Reducing energy consumption has been gaining increasing importance and hard drive manufacturers, who had primarily been focusing on performance, have finally started manufacturing drives with power saving features. After Western Digital, now it is Seagate that has launched a 2TB desktop hard drive (ST32000542AS) with power saving features. Known as LP or low power, this drive boasts of lower power consumption by spinning at a lower RPM of 5,900, which also means that it will perform slower. We have this 4-platter drive with us and we will try to find out if the lower speed is too much of a compromise on performance.
Features
This drive boasts of a huge 2 TB capacity. For a home user, this should be enough to dump most of your games, movies, songs and data on it. It features the perpendicular magnetic recording technology that enables better areal density in this drive. The huge 32 MB buffer means an uninterrupted data transfer, and the rather unconventional 5,900 RPM should provide a performance somewhere in between the conventional 5,400 RPM and 7,200 RPM hard drives.
The areal density of this four-platter drive is 500 MB per platter.
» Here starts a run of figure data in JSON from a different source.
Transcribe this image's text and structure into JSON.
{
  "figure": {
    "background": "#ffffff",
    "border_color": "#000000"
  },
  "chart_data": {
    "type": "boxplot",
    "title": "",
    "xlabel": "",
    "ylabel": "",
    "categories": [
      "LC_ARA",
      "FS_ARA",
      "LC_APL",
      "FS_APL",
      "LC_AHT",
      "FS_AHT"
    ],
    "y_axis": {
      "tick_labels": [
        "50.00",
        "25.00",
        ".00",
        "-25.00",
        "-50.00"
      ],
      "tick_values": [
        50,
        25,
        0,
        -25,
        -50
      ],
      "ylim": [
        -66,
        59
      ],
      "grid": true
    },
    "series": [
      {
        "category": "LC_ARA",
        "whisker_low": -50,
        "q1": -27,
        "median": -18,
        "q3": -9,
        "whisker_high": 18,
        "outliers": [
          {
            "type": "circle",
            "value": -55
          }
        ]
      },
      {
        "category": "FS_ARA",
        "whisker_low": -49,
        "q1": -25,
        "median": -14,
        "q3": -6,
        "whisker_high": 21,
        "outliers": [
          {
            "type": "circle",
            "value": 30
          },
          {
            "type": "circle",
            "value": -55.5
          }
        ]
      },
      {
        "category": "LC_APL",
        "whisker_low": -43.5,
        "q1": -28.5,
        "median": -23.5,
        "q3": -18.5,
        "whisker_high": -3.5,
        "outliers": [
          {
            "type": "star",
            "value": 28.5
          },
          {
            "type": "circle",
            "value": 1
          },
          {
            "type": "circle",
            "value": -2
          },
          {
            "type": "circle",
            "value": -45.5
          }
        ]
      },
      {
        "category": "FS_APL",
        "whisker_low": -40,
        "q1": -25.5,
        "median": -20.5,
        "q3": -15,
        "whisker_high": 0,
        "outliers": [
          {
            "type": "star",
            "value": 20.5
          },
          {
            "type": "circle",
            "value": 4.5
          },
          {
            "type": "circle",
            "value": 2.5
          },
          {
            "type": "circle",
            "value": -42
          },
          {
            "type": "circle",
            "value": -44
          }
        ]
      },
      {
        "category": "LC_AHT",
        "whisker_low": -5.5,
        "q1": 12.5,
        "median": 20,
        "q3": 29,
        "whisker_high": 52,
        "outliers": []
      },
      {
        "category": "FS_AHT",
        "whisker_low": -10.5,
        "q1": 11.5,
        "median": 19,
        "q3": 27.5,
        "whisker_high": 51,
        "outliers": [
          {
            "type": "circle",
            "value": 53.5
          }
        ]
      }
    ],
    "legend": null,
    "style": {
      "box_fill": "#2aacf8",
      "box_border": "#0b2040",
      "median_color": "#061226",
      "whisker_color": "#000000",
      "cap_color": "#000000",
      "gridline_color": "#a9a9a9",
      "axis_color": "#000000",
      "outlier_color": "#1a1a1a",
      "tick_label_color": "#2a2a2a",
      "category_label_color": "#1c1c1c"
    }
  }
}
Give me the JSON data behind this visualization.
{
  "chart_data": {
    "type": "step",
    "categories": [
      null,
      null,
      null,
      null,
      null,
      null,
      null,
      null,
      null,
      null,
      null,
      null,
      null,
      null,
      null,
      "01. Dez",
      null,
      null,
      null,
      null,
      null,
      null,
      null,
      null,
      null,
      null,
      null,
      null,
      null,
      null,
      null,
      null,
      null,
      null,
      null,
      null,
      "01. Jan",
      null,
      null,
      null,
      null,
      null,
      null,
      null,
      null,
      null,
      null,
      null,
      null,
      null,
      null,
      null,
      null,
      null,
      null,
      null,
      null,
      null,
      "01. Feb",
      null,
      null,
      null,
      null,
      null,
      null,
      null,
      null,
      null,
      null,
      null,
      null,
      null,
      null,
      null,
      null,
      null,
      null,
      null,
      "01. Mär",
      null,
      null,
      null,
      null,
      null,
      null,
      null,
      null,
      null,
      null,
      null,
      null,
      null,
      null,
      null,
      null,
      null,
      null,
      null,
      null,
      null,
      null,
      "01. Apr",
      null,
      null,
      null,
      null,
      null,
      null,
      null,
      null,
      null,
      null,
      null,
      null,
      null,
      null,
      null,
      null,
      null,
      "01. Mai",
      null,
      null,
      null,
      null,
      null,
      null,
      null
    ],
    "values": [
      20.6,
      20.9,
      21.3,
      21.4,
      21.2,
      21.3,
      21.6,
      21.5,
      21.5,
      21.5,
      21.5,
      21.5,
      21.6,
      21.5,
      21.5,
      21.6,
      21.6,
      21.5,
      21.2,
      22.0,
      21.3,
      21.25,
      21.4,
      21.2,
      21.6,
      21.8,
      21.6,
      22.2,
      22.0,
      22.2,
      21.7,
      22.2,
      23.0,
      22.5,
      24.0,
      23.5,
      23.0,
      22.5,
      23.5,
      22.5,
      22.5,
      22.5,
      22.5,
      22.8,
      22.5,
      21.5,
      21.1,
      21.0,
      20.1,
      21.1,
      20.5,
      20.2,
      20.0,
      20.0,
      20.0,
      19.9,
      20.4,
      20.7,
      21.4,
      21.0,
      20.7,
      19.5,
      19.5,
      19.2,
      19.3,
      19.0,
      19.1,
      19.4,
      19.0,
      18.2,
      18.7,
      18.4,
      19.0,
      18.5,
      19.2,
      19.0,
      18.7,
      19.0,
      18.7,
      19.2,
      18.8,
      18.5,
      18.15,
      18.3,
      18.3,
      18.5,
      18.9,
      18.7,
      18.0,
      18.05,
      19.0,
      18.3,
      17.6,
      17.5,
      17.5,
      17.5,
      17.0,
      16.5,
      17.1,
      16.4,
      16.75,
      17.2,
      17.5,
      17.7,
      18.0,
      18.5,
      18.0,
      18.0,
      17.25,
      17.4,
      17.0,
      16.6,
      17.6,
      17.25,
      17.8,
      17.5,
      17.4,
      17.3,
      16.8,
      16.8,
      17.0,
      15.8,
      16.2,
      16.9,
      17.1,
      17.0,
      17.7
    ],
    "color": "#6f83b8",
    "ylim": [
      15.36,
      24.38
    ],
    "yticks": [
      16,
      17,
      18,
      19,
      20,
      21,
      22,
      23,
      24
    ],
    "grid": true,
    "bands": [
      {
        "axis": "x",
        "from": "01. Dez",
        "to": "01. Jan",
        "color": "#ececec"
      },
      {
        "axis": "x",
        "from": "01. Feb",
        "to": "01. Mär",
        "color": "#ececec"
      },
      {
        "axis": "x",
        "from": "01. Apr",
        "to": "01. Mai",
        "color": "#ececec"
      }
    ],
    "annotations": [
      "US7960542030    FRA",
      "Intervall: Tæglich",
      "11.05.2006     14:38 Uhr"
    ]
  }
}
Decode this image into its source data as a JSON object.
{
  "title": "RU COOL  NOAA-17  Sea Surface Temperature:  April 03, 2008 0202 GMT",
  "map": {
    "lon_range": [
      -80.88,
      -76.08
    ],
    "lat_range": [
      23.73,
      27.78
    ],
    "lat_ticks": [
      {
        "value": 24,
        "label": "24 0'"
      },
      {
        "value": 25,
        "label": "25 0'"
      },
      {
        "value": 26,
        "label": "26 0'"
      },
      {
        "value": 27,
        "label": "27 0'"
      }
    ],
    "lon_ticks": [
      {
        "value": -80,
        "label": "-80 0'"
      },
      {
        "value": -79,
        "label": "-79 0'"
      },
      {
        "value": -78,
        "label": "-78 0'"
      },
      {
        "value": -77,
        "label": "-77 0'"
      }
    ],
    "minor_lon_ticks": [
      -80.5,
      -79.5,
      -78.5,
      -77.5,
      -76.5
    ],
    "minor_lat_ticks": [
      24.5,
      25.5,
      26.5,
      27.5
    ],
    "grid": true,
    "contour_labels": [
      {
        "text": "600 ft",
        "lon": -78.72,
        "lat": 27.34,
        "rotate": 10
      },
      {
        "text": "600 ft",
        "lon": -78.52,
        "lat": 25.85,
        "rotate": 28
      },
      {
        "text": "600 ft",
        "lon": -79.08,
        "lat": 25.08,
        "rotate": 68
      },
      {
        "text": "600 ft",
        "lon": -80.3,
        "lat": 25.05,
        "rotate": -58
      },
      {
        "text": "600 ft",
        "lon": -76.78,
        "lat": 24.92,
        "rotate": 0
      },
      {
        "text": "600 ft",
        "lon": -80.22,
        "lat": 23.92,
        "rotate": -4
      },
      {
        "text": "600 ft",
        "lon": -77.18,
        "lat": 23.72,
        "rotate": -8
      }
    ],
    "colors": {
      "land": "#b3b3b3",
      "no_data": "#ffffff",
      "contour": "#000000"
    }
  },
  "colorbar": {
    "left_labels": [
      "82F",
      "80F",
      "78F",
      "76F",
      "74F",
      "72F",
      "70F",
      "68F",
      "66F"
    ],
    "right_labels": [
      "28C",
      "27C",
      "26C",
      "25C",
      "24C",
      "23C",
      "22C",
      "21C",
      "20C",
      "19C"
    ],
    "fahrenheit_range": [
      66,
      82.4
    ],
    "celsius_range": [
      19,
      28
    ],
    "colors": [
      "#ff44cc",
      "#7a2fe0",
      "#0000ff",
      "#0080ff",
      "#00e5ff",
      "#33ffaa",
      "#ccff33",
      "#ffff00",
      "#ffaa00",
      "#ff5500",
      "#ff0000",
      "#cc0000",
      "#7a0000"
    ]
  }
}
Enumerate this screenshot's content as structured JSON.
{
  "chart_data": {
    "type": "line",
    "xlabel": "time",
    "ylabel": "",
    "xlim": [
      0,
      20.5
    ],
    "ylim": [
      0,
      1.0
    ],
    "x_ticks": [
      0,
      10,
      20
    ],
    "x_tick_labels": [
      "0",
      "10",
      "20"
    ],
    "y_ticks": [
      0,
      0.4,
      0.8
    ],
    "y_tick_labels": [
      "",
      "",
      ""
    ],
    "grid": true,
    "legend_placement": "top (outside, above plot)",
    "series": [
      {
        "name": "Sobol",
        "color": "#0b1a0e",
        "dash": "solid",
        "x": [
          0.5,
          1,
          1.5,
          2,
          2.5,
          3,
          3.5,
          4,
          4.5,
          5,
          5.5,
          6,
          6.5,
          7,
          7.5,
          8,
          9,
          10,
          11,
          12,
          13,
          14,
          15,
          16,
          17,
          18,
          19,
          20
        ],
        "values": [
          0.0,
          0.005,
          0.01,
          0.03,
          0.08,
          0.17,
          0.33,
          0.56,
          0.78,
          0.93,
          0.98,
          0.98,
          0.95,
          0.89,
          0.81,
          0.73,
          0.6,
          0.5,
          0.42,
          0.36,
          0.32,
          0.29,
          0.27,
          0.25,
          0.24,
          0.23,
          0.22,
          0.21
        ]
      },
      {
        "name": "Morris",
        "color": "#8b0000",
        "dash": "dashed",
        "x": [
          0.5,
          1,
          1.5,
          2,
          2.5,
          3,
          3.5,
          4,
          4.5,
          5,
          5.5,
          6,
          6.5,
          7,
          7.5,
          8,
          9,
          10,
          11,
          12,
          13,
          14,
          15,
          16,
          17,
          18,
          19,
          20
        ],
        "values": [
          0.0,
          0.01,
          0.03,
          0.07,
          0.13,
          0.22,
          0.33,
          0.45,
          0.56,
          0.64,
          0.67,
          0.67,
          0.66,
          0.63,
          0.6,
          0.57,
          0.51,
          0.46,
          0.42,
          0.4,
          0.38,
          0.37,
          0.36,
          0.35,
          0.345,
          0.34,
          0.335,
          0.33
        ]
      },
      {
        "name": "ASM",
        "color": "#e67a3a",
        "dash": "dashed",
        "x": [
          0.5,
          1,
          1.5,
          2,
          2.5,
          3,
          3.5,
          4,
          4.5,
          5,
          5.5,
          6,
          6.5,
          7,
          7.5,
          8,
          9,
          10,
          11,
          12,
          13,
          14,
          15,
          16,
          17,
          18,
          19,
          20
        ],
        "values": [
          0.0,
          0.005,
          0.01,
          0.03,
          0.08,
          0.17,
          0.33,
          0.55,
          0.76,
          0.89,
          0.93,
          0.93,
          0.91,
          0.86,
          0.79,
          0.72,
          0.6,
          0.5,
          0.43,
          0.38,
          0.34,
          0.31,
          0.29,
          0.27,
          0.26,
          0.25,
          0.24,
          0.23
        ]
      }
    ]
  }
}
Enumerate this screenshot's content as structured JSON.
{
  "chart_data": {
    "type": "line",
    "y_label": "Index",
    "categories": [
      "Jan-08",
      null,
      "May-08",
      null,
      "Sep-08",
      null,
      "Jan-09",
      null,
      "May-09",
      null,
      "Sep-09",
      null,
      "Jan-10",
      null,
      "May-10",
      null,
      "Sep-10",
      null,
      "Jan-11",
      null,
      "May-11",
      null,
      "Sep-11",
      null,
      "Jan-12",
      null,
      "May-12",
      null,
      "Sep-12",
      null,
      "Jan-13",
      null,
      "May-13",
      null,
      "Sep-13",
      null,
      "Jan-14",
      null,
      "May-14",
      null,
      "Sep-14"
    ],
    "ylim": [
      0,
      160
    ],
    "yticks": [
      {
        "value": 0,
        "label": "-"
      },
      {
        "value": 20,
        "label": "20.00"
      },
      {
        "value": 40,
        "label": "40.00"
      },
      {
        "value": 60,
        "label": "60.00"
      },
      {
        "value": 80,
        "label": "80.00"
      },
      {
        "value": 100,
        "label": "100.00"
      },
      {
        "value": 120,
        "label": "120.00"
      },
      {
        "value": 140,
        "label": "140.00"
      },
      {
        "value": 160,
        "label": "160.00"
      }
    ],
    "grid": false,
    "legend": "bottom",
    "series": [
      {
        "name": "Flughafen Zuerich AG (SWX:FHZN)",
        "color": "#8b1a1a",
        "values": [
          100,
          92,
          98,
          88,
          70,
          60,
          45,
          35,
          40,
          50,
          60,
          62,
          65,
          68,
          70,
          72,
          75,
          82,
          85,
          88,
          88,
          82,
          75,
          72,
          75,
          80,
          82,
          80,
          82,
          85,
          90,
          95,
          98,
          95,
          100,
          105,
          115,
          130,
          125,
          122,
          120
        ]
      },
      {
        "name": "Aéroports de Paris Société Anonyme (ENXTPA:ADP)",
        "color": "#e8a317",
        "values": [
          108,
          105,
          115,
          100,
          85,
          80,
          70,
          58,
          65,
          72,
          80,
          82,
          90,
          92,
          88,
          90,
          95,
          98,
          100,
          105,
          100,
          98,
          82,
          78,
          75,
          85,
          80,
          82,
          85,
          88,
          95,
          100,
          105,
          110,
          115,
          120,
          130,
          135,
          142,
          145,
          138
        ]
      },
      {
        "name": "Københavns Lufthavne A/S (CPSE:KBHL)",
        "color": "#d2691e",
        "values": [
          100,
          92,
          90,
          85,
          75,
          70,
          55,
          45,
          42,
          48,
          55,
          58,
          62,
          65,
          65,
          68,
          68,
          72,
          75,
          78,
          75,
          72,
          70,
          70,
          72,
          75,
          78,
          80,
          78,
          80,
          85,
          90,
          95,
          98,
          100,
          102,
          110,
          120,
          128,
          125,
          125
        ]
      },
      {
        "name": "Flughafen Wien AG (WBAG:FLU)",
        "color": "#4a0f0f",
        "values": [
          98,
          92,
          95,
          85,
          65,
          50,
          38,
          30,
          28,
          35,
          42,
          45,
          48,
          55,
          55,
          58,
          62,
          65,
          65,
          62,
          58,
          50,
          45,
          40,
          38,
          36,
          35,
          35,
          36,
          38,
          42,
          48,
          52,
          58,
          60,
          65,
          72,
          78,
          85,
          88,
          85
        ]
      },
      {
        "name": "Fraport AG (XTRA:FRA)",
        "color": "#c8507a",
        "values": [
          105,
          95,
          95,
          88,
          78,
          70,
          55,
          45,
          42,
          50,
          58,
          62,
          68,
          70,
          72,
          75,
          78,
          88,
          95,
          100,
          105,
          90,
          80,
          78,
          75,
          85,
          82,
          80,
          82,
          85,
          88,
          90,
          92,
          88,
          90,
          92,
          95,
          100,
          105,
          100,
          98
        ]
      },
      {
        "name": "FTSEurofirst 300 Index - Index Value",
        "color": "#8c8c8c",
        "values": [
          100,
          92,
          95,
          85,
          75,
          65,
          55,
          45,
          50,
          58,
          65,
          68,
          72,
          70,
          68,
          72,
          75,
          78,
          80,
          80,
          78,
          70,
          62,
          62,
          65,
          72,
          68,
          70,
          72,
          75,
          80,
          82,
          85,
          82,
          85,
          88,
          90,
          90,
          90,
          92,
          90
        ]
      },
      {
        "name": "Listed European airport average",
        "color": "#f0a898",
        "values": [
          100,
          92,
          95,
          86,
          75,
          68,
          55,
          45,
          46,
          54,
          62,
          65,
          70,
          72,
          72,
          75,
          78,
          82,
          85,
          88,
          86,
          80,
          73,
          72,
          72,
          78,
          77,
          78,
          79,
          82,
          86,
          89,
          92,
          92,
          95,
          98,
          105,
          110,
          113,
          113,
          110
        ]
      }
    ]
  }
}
This should therefore sport better access times as well as an improved transfer speeds.
Seagate claims that this drive consumes less than 5.5 (5) W during idle, which is less power as compared to its predecessors, thus enabling system integrators to build lower powered systems. The drive also features Adaptive Fly Height that maintains the distance of the head from the platter, resulting in consistent read/write performance. To maintain a silent operation, the drive features motor with Seagate SoftSonic technology, which reduces noise.
Let's move to the performance of the drive.
Performance
We connected this drive to our test rig's SATA port to put it through our tailor-made test process. The properties of the drive in Windows Explorer show up the capacity as 1.81 TB.
H2Bench is a low-level hard drive testing utility and gives an indication of the raw performance of the drive. The drive was not formatted while we conducted this test; it did not hold any file system. The drive returned a score of 226.3 MB/s in the "core test", which is one of the highest we have seen so far. We also measured the access times for the whole disk, and found them to be 12.49 ms for reading and 7.13 ms for writing.
HDTach RW 3.0.1.0 is yet another low-level test that does not require the hard drive to have a file system.
HD Tune Pro 3.00 is a hard disk benchmarking utility capable of performing lower-level as well as file system benchmarks and displaying the result in the form of a graph. We ran the read as well as the write test to measure the transfer speeds, burst speeds, and access time across the entire drive and obtained the results as in the figure.
Note that the temperature of the drive was hovering near 33 - 36 degrees Celsius, which is not high, considering that the room was not cooled.
The File Copy Test: In the real-world copy test, we created a 1 GB RAM drive using Farstone Virtual Hard Drive Pro and used this as a host drive for testing the read and write speeds of the Barracuda. This eliminates the need to have a faster host drive and gives the absolute best scores possible by the drive being tested.
4 GB assorted intra-drive: 128 sec (32.00 MB/s)
4 GB sequential intra-drive: 125 sec (32.77 MB/s)
Power consumption: We have also tested the power consumption of the drive as this is becoming an increasingly important parameter in today's world of Green computing. We took the power readings before connecting the drive, after connecting it in the idle state, and while data was transferred internally from one partition to another so that only this particular drive consumes power and not the host drive. We found that it consumed up to 5 W in idle state, while the power consumption increased to 12 W when the drive was transferring data internally.
The Verdict
The Seagate Barracuda LP 2TB is a good performer when you think about it from a practical point of view, but the benchmarks show that it doesn't match up to most of the other desktop hard drives we have tested recently. All this can only be attributed to the lower 5,900 RPM, which is the way the drive saves power. The drive is exceptionally silent and cool while in use. The huge 2 TB space takes care of all your storage needs. The drive is suitable for use in HTPCs as well as external storage cases, in addition to desktops.
With the electronics giants opting to go the Green (eco-friendly) way, Seagate has also done its bit. The lower power consumption is one of those improvements. Also, 70% of the material used to manufacture this hard drive is recycled. With a 5-year warranty, this drive is priced at Rs.16,700 + VAT, which is atrociously high when compared to the WD 2TB drive, which is 2000 rupees less expensive.